In the spirit of American Idol and all of those popularity contests cleverly disguised as ‘talent competitions’, if there ever was that kind of vote amongst back lanes in St. Vital, ours would be the Philip Phillips of back alleys, hands down.
Driving through our narrow but fairly paved road to get to Des Meurons Ave, one would assume that almost every house on the street is holding some garage sale of sorts- what with their old tube TVs, mattresses, and broken washing machines and dryers outside people’s backyards. Old, honking computer monitors circa 1980 jostle for position amongst recycling bins, aluminum garbage cans, and other trash. It is a sight for sore eyes, I tell you.
Historically speaking, back alleys in the US existed in both commercial and residential areas that were built before 1950 as a means to allow for waste collection and parking, as well as to help ease vehicle and foot traffic in the neighbourhood. Garages located at the back of people’s houses extend towards the back lanes, while also serving as access to fire trucks during emergency situations. Currently, urban city planners may not necessarily integrate the creation of back alleys in new residential development , so some may just be dirt roads or, if you live in an older neighbourhood like I do, somewhat paved and can handle one-way traffic.
On a smaller scale, though, given that summer has been in full swing and all of us can see each other’s properties as we walk or drive by, it is important to remember that the backyard- and your part of the back lane- is much a part of our homes as is the front. Keeping it clean, well-lit, and free of junk ensures that it does not attract unwanted attention from criminal elements, who would not hesitate to invade your house at a moment’s notice, especially after seeing that you’ve just thrown out a ton of old appliances to make way for, say, a 60-inch plasma TV. I have seen some not-so-pleasant characters combing through these items on several occasions, and I don’t know about you, but I will not have anyone threaten my family’s safety over a couple of broken toilet seats, when the neighbours could have just as easily driven them to the dump.

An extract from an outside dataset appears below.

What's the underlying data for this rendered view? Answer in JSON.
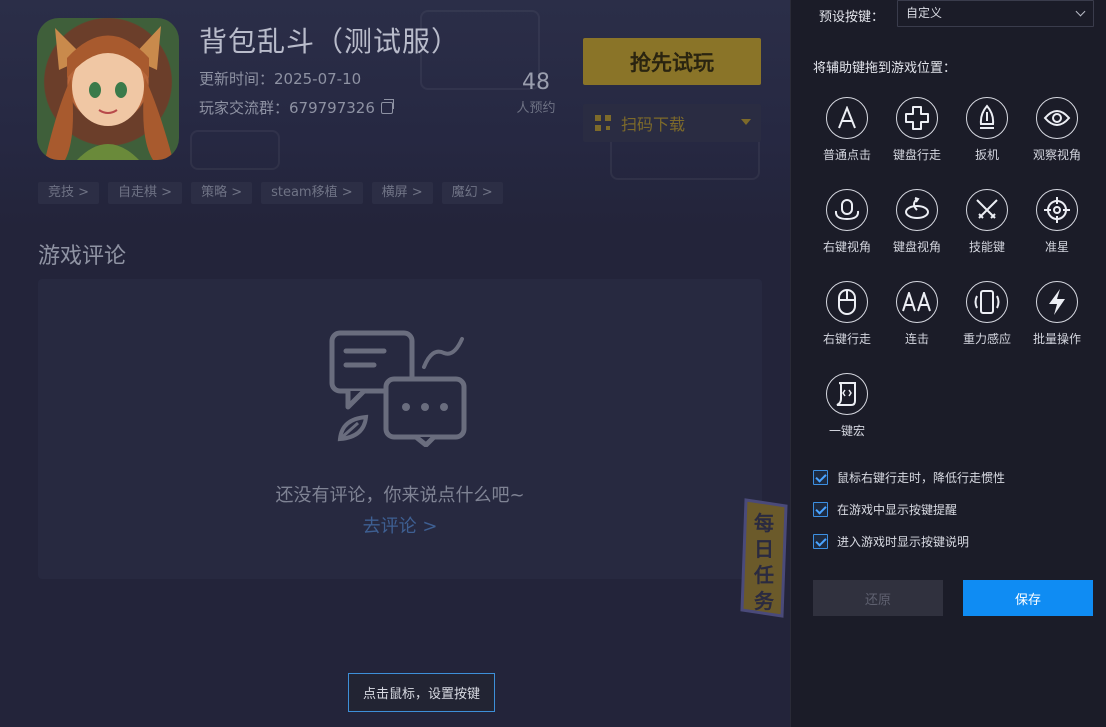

A bit of philanthropy doesn’t hurt either, as non-profit organizations such as The Salvation Army may take your used electronics and mattresses, and sell them for cheap. You can inquire if they do pick-ups, or just drop them off at any of their Thrift Stores within the St Vital/St Boniface area. By helping the less fortunate through these in-kind donations, you do receive a tax receipt, with a clean backyard to boot. An all-around win, if I may say so!
Aesthetics plays an integral role in the progress of a community. Cleanliness and maintenance of our share of the back lanes is not a difficult task. As residents of St Vital, it is our duty to contribute to its overall continued success by starting within us and our homes, within these alleys that actually matter, even if others think they don’t.